Akhir-akhir ini Kapolri kita yang baru Jend. (Pol). Drs. Listyo Sigit Prabowo, M.Si, mengkomunikasikan wacana “keadilan restoratif” (restorative justice), yakni, “Sebuah pendekatan untuk mengurangi kejahatan dengan mempertemukan antara korban, tersangka dan perwakilan masyarakat umum. Tujuannya agar masing-masing pihak bercerita mengenai apa yang terjadi, membahas siapa saja pihak-pihak yang telah dirugikan, serta bermusyawarah mengenai tindakan resoratif yang dilakukan oleh tersangka untuk menebus kesalahannya, melalui cara-cara pernyataan maaf, memberi ganti rugi, atau pertobatan yang disertai tindakan sosial-kemasyarakatan agar hal serupa tidak terulang lagi serta memberikan edukasi kepada masyarakat.” Sebagai contoh, belum lama ini kita menyaksikan orang yang nekad tidak mau mengenakan masker di ruang-ruang publik, bahkan menghina lembaga kepolisian. Orang geram melihat tindakan seperti, dan ingin agar orang tersebut ditangkap polisi dan ditahan agar jera. Orang tersebut memang akhirnya ditangkap, tetapi tidak ditahan. Setelah orang itu membuat pernyataan maaf orang itu tidak ditahan, melainkan dijadikan “Duta Masker/Protokol Kesehatan COVID-19”. Inilah contoh dari keadilan restoratif yang dipraktikan dan menjadi kebijakan POLRI saat ini. Sebuah tindakan yang manusiawi dan Alkitabiah.

Menggemakan keadilan dan mempraktikkannya memang tidak mudah, bahkan memerlukan pengorbanan. Namun berkaca dari apa yang dilakukan Tuhan Yesus, bagaimanapun keadilan harus tetap dijalankan, karena ini bagian dari misi Allah (missio Dei). Dalam Alkitab tertulis, “Roh Allah ada pada-Ku, oleh sebab Ia telah mengurapi Aku, untuk menyampaikan kabar baik kepada orang-orang miskin; dan Ia telah mengutus Aku untuk memberitakan pembebasan kepada orang-orang tawanan, dan penglihatan bagi orang-orang buta, untuk membebaskan orang-orang yang tertindas, untuk memberitakan tahun rahmat Tuhan telah datang” (Lukas 4:18,19). Keadilan adalah bagian dari Kabar Baik dan rahmat Tuhan yang harus terus ditegakkan. 

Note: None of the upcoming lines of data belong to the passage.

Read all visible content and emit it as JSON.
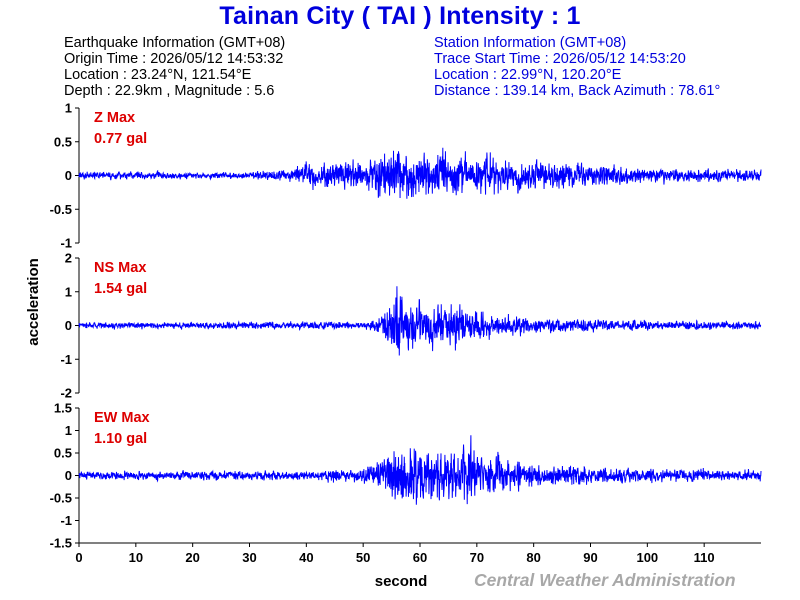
{
  "header": {
    "title": "Tainan City ( TAI ) Intensity : 1"
  },
  "earthquake_info": {
    "heading": "Earthquake Information  (GMT+08)",
    "origin_time": "Origin Time : 2026/05/12 14:53:32",
    "location": "Location : 23.24°N, 121.54°E",
    "depth_magnitude": "Depth : 22.9km , Magnitude : 5.6"
  },
  "station_info": {
    "heading": "Station Information  (GMT+08)",
    "trace_start": "Trace Start Time : 2026/05/12 14:53:20",
    "location": "Location : 22.99°N, 120.20°E",
    "distance": "Distance : 139.14 km, Back Azimuth : 78.61°"
  },
  "footer": {
    "credit": "Central Weather Administration"
  },
  "colors": {
    "trace": "#0000ff",
    "title": "#0000dd",
    "max_label": "#dd0000",
    "credit": "#a8a8a8"
  },
  "chart_data": {
    "type": "line",
    "xlabel": "second",
    "ylabel": "acceleration",
    "xlim": [
      0,
      120
    ],
    "xticks": [
      0,
      10,
      20,
      30,
      40,
      50,
      60,
      70,
      80,
      90,
      100,
      110
    ],
    "xtick_labels": [
      "0",
      "10",
      "20",
      "30",
      "40",
      "50",
      "60",
      "70",
      "80",
      "90",
      "100",
      "110"
    ],
    "panels": [
      {
        "component": "Z",
        "max_label": "Z Max",
        "max_value": "0.77 gal",
        "ylim": [
          -1,
          1
        ],
        "yticks": [
          1,
          0.5,
          0,
          -0.5,
          -1
        ],
        "ytick_labels": [
          "1",
          "0.5",
          "0",
          "-0.5",
          "-1"
        ],
        "envelope": {
          "t": [
            0,
            30,
            37,
            40,
            50,
            53,
            56,
            58,
            62,
            66,
            70,
            75,
            80,
            90,
            100,
            110,
            120
          ],
          "amp": [
            0.06,
            0.06,
            0.1,
            0.22,
            0.26,
            0.38,
            0.48,
            0.42,
            0.36,
            0.36,
            0.34,
            0.28,
            0.22,
            0.17,
            0.12,
            0.11,
            0.1
          ]
        }
      },
      {
        "component": "NS",
        "max_label": "NS Max",
        "max_value": "1.54 gal",
        "ylim": [
          -2,
          2
        ],
        "yticks": [
          2,
          1,
          0,
          -1,
          -2
        ],
        "ytick_labels": [
          "2",
          "1",
          "0",
          "-1",
          "-2"
        ],
        "envelope": {
          "t": [
            0,
            50,
            53,
            55,
            56,
            58,
            60,
            64,
            67,
            70,
            75,
            80,
            90,
            100,
            120
          ],
          "amp": [
            0.1,
            0.12,
            0.25,
            0.8,
            1.2,
            0.95,
            0.75,
            0.7,
            0.72,
            0.5,
            0.35,
            0.26,
            0.2,
            0.15,
            0.13
          ]
        }
      },
      {
        "component": "EW",
        "max_label": "EW Max",
        "max_value": "1.10 gal",
        "ylim": [
          -1.5,
          1.5
        ],
        "yticks": [
          1.5,
          1,
          0.5,
          0,
          -0.5,
          -1,
          -1.5
        ],
        "ytick_labels": [
          "1.5",
          "1",
          "0.5",
          "0",
          "-0.5",
          "-1",
          "-1.5"
        ],
        "envelope": {
          "t": [
            0,
            40,
            50,
            53,
            55,
            57,
            60,
            64,
            68,
            72,
            78,
            85,
            100,
            120
          ],
          "amp": [
            0.1,
            0.12,
            0.18,
            0.4,
            0.72,
            0.75,
            0.7,
            0.6,
            0.78,
            0.5,
            0.32,
            0.25,
            0.17,
            0.13
          ]
        }
      }
    ]
  }
}
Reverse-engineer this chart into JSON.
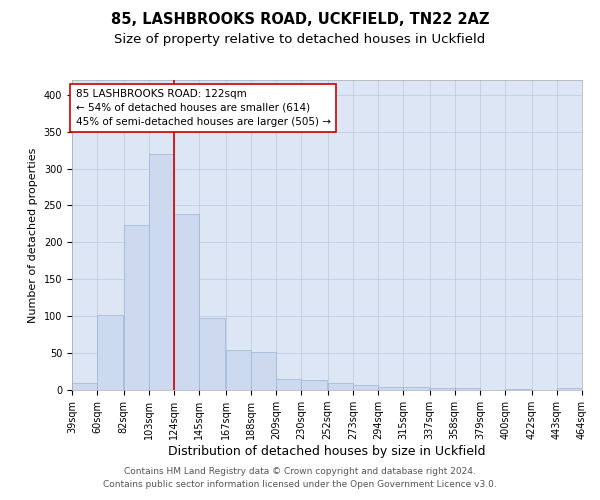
{
  "title1": "85, LASHBROOKS ROAD, UCKFIELD, TN22 2AZ",
  "title2": "Size of property relative to detached houses in Uckfield",
  "xlabel": "Distribution of detached houses by size in Uckfield",
  "ylabel": "Number of detached properties",
  "footer1": "Contains HM Land Registry data © Crown copyright and database right 2024.",
  "footer2": "Contains public sector information licensed under the Open Government Licence v3.0.",
  "annotation_line1": "85 LASHBROOKS ROAD: 122sqm",
  "annotation_line2": "← 54% of detached houses are smaller (614)",
  "annotation_line3": "45% of semi-detached houses are larger (505) →",
  "bar_left_edges": [
    39,
    60,
    82,
    103,
    124,
    145,
    167,
    188,
    209,
    230,
    252,
    273,
    294,
    315,
    337,
    358,
    379,
    400,
    422,
    443
  ],
  "bar_widths": [
    21,
    22,
    21,
    21,
    21,
    22,
    21,
    21,
    21,
    22,
    21,
    21,
    21,
    22,
    21,
    21,
    21,
    22,
    21,
    21
  ],
  "bar_heights": [
    10,
    102,
    224,
    320,
    238,
    97,
    54,
    52,
    15,
    14,
    10,
    7,
    4,
    4,
    3,
    3,
    0,
    1,
    0,
    3
  ],
  "tick_labels": [
    "39sqm",
    "60sqm",
    "82sqm",
    "103sqm",
    "124sqm",
    "145sqm",
    "167sqm",
    "188sqm",
    "209sqm",
    "230sqm",
    "252sqm",
    "273sqm",
    "294sqm",
    "315sqm",
    "337sqm",
    "358sqm",
    "379sqm",
    "400sqm",
    "422sqm",
    "443sqm",
    "464sqm"
  ],
  "bar_color": "#ccd9ee",
  "bar_edge_color": "#9db3d4",
  "vline_color": "#cc0000",
  "vline_x": 124,
  "annotation_box_color": "#ffffff",
  "annotation_box_edge": "#cc0000",
  "plot_bg_color": "#dce6f5",
  "background_color": "#ffffff",
  "grid_color": "#b8c8dc",
  "ylim": [
    0,
    420
  ],
  "yticks": [
    0,
    50,
    100,
    150,
    200,
    250,
    300,
    350,
    400
  ],
  "title1_fontsize": 10.5,
  "title2_fontsize": 9.5,
  "xlabel_fontsize": 9,
  "ylabel_fontsize": 8,
  "tick_fontsize": 7,
  "annotation_fontsize": 7.5,
  "footer_fontsize": 6.5
}
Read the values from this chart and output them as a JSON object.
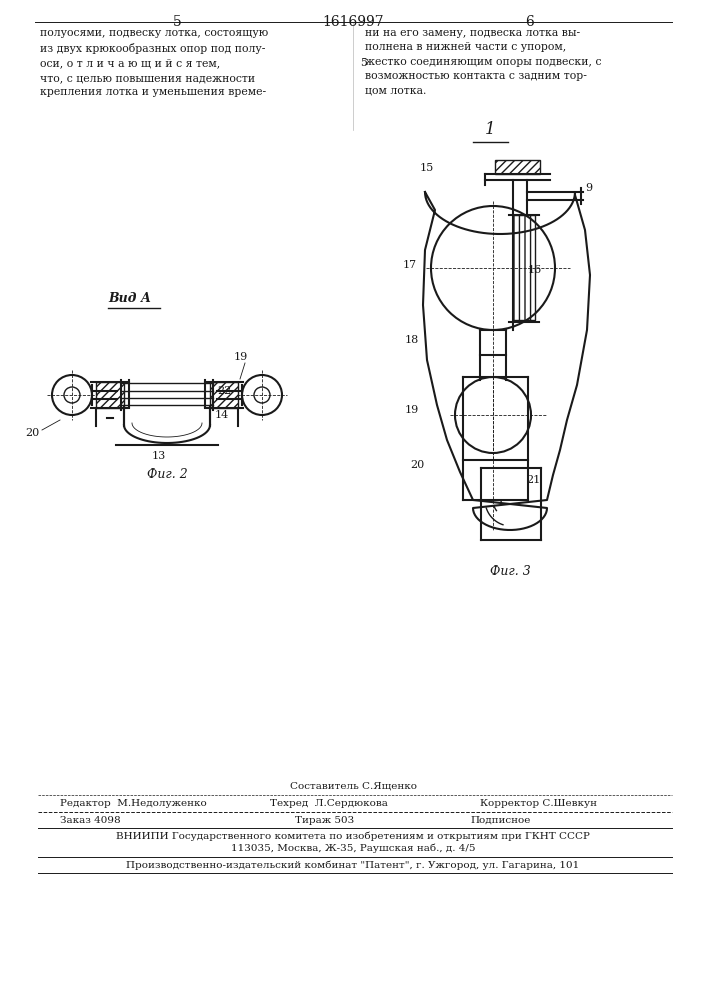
{
  "bg_color": "#ffffff",
  "text_color": "#1a1a1a",
  "page_number_left": "5",
  "page_number_center": "1616997",
  "page_number_right": "6",
  "col": "#1a1a1a"
}
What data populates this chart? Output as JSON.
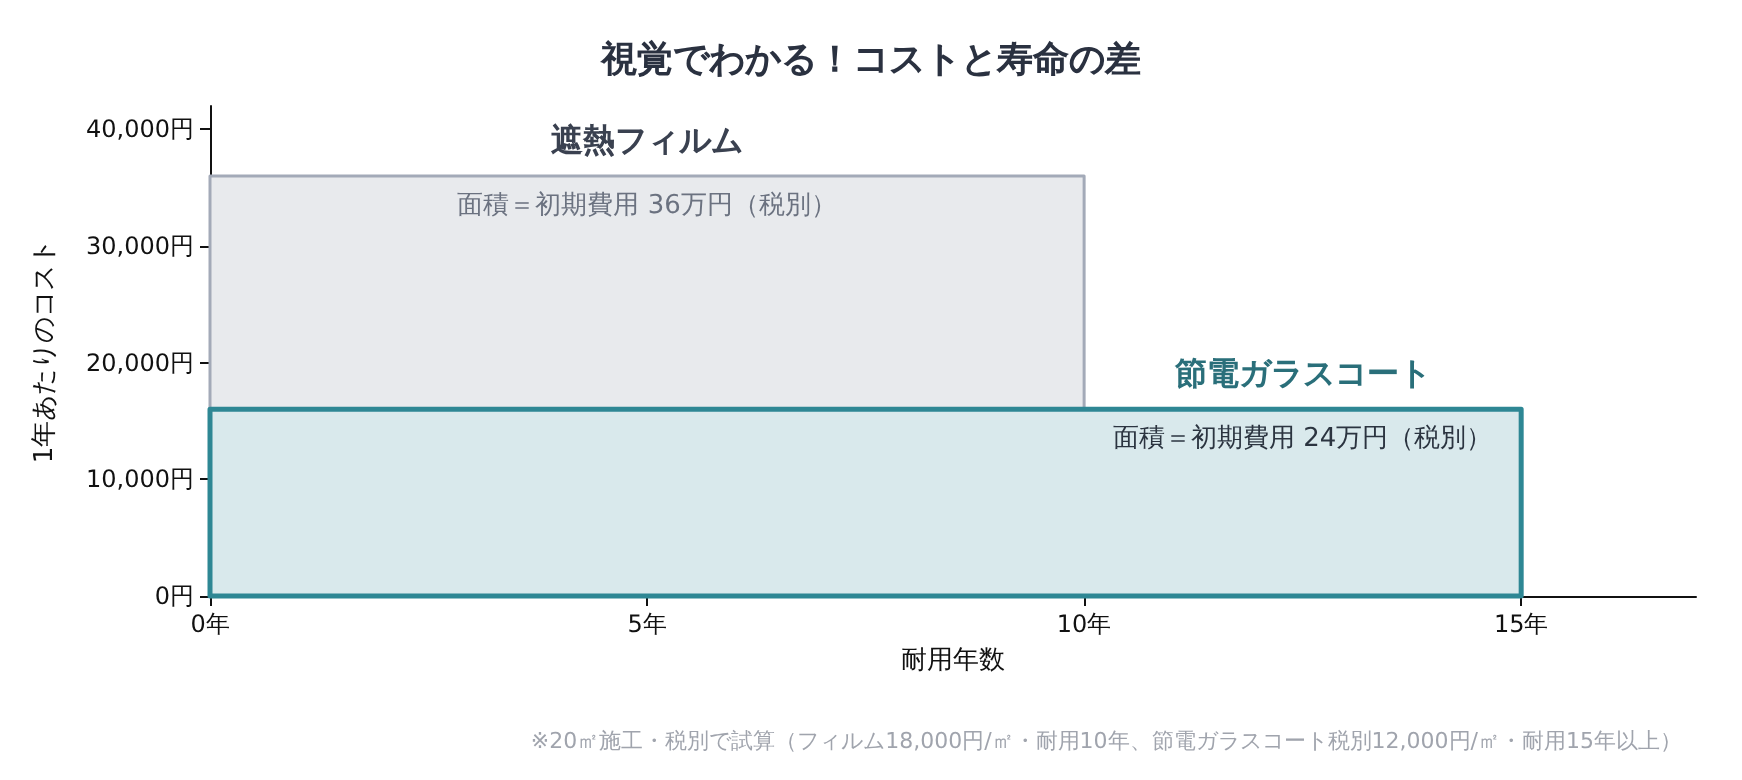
{
  "chart_data": {
    "type": "area",
    "title": "視覚でわかる！コストと寿命の差",
    "xlabel": "耐用年数",
    "ylabel": "1年あたりのコスト",
    "series": [
      {
        "name": "遮熱フィルム",
        "color": "#a3aab8",
        "x": [
          0,
          10
        ],
        "values": [
          36000,
          36000
        ]
      },
      {
        "name": "節電ガラスコート",
        "color": "#2e8794",
        "x": [
          0,
          15
        ],
        "values": [
          16000,
          16000
        ]
      }
    ],
    "xlim": [
      0,
      17
    ],
    "xticks": [
      {
        "value": 0,
        "label": "0年"
      },
      {
        "value": 5,
        "label": "5年"
      },
      {
        "value": 10,
        "label": "10年"
      },
      {
        "value": 15,
        "label": "15年"
      }
    ],
    "ylim": [
      0,
      42000
    ],
    "yticks": [
      {
        "value": 0,
        "label": "0円"
      },
      {
        "value": 10000,
        "label": "10,000円"
      },
      {
        "value": 20000,
        "label": "20,000円"
      },
      {
        "value": 30000,
        "label": "30,000円"
      },
      {
        "value": 40000,
        "label": "40,000円"
      }
    ],
    "annotations": [
      "面積＝初期費用 36万円（税別）",
      "面積＝初期費用 24万円（税別）",
      "※20㎡施工・税別で試算（フィルム18,000円/㎡・耐用10年、節電ガラスコート税別12,000円/㎡・耐用15年以上）"
    ],
    "grid": false,
    "legend": false
  }
}
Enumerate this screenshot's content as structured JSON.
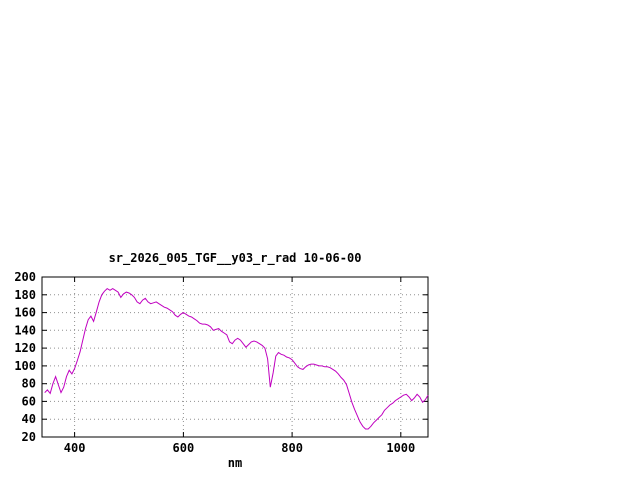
{
  "chart_data": {
    "type": "line",
    "title": "sr_2026_005_TGF__y03_r_rad 10-06-00",
    "xlabel": "nm",
    "ylabel": "",
    "xlim": [
      340,
      1050
    ],
    "ylim": [
      20,
      200
    ],
    "xticks": [
      400,
      600,
      800,
      1000
    ],
    "yticks": [
      20,
      40,
      60,
      80,
      100,
      120,
      140,
      160,
      180,
      200
    ],
    "grid": true,
    "legend": "none",
    "line_color": "#C000C0",
    "series": [
      {
        "name": "sr_2026_005_TGF__y03_r_rad",
        "x": [
          345,
          350,
          355,
          360,
          365,
          370,
          375,
          380,
          385,
          390,
          395,
          400,
          405,
          410,
          415,
          420,
          425,
          430,
          435,
          440,
          445,
          450,
          455,
          460,
          465,
          470,
          475,
          480,
          485,
          490,
          495,
          500,
          505,
          510,
          515,
          520,
          525,
          530,
          535,
          540,
          545,
          550,
          555,
          560,
          565,
          570,
          575,
          580,
          585,
          590,
          595,
          600,
          605,
          610,
          615,
          620,
          625,
          630,
          635,
          640,
          645,
          650,
          655,
          660,
          665,
          670,
          675,
          680,
          685,
          690,
          695,
          700,
          705,
          710,
          715,
          720,
          725,
          730,
          735,
          740,
          745,
          750,
          755,
          760,
          765,
          770,
          775,
          780,
          785,
          790,
          795,
          800,
          805,
          810,
          815,
          820,
          825,
          830,
          835,
          840,
          845,
          850,
          855,
          860,
          865,
          870,
          875,
          880,
          885,
          890,
          895,
          900,
          905,
          910,
          915,
          920,
          925,
          930,
          935,
          940,
          945,
          950,
          955,
          960,
          965,
          970,
          975,
          980,
          985,
          990,
          995,
          1000,
          1005,
          1010,
          1015,
          1020,
          1025,
          1030,
          1035,
          1040,
          1045,
          1050
        ],
        "y": [
          70,
          73,
          69,
          80,
          88,
          79,
          70,
          76,
          88,
          95,
          91,
          97,
          106,
          116,
          129,
          142,
          152,
          156,
          150,
          161,
          172,
          180,
          184,
          187,
          185,
          187,
          185,
          183,
          177,
          181,
          183,
          182,
          180,
          177,
          172,
          170,
          174,
          176,
          172,
          170,
          171,
          172,
          170,
          168,
          166,
          165,
          163,
          161,
          157,
          155,
          158,
          160,
          158,
          156,
          155,
          153,
          151,
          148,
          147,
          147,
          146,
          144,
          140,
          141,
          142,
          139,
          137,
          135,
          127,
          125,
          129,
          131,
          129,
          125,
          121,
          124,
          127,
          128,
          127,
          125,
          123,
          120,
          108,
          76,
          92,
          111,
          115,
          113,
          112,
          110,
          109,
          107,
          103,
          99,
          97,
          96,
          99,
          101,
          102,
          102,
          101,
          100,
          100,
          99,
          99,
          98,
          96,
          94,
          91,
          87,
          84,
          79,
          69,
          59,
          51,
          44,
          37,
          32,
          29,
          29,
          32,
          36,
          39,
          42,
          45,
          50,
          53,
          56,
          58,
          61,
          63,
          65,
          67,
          68,
          65,
          61,
          64,
          68,
          65,
          59,
          62,
          67
        ]
      }
    ]
  }
}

Oleh karena itu marilah kita memperjuangkan keadilan dengan cara memperjuangkan kondisi yang setara, peluang yang sama serta akses yang berkeadilan bagi semua orang. Sekaligus memberi kesempatan kepada semua orang yang bersalah untuk menyesal, bertobat, memperbaiki diri dan menjadi duta-duta keadilan.